Uma cozinha totalmente equipada, sala de jantar, um quarto e uma casa de banho vão ajudar os alunos cegos e com dificuldades intelectuais a desenvolver as Atividades de Vida Diária (AVD) de forma autónoma. no distrito de Braga, o Agrupamento de Escolas de Maximinos é a referência para a educação de alunos cegos e com baixa visão, ao qual se propõem os seguintes objectivos: assegurar a aprendizagem da leitura e escrita do Braille bem como das suas diversas grafias e domínios de aplicação; assegurar a utilização de meios informáticos específicos; assegurar o treino visual específico e assegurar o ensino da orientação e mobilidade.

Este é um dos três projetos vencedores do Orçamento Participativo Escolar (OPE) de Braga, que visa contribuir para a inclusão de crianças e jovens com deficiência, permitindo-lhes desenvolver os seus níveis de independência e autonomia, preparando-os para a vida em comunidade.

“Este é um momento importante para toda a comunidade pois é a demonstração que a inclusão não é uma causa Municipal mas de todos os bracarenses. Com este projeto, Braga, além de ser uma cidade educadora, afirma-se também como uma Cidade cada vez mais inclusiva”, reconheceu Ricardo Rio, presidente da Câmara Municipal de Braga, elogiando a visão dos diretores dos Agrupamentos Escolares por terem “sufragado esta proposta e verem o seu alcance”.

Este projeto resulta do financiamento de 25 mil euros provenientes da primeira edição do OPE do Município de Braga, que, segundo Ricardo Rio “é um projeto no qual o atual Executivo se empenhou desde a primeira hora. É fundamental reforçar a democracia participativa dos cidadãos, identificando projetos e iniciativas que a população considere relevante”.

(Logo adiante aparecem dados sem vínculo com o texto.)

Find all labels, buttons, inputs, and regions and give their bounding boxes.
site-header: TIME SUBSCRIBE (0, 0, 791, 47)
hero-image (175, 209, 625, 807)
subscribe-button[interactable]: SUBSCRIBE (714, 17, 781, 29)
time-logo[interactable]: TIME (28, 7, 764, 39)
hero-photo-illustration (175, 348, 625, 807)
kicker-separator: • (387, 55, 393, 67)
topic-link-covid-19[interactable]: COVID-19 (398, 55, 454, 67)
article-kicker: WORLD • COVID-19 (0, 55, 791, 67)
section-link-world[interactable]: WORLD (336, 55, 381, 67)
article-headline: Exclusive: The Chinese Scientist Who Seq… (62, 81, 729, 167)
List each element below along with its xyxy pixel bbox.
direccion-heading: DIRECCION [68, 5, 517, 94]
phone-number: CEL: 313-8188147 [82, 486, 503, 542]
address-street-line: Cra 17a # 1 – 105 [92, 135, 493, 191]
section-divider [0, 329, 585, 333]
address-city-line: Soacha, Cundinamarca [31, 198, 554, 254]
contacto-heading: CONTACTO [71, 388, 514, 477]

Para o autarca “esta foi uma proposta que veio responder às necessidades da população que carecem de necessidades especiais e foi pensada e executada de uma forma exemplar, acautelando diversas questões como a mobilidade e a acessibilidade, ao mesmo tempo que qualifica estes jovens para uma vida com autonomia”.

Esta foi também uma forma de assinalar o Dia Internacional da Pessoa com Deficiência, que se comemora hoje, e de sublinhar a necessidade de uma maior atenção para os assuntos relacionados com a deficiência.

António Pereira, diretor do Agrupamento de Maximinos, mostrou a satisfação pela concretização deste projeto que vem alargar a capacidade de trabalho com os alunos. “Nesta casa existem todas as divisões essenciais onde os alunos com necessidades educativas especiais podem criar a sua autonomia e fazer as tarefas do dia-a-dia. Com isto queremos criar todas as condições de exercício de cidadania a estes jovens”.

Cerca de 20 jovens, com diversas necessidades especiais das escolas do Agrupamento de Maximinos, vão poder experimentar a autonomia que muitas vezes lhes é ‘retirada’ pela própria sociedade, através de tarefas diárias como cozinhar, arrumar a casa, fazer a cama e tratar da higiene pessoal. “Pretendemos ensiná-los a quebrar barreiras e a perderem o medo de experimentar a sua autonomia, ao mesmo tempo que os preparamos para a vida adulta em comunidade”, explicou António Pereira.

O diretor do Agrupamento elogiou a iniciativa da Câmara Municipal de Braga em criar todas as condições para uma cidadania ativa através do Orçamento Participativo Escolar. “Esta foi uma excelente oportunidade que o Município de Braga criou para que as comunidades escolares encontrarem soluções para problemas que noutras circunstâncias não seria possível resolver”, concluiu.

Recorde-se que este é o segundo projeto já concretizado no âmbito do OPE para o ano de 2015 que contemplou três projetos. Depois do Agrupamento do Mosteiro e Cávado e do Agrupamento de Maximinos, seguir-se-á o projeto do Agrupamento de Escolas Francisco Sanches que se encontra em vias de conclusão.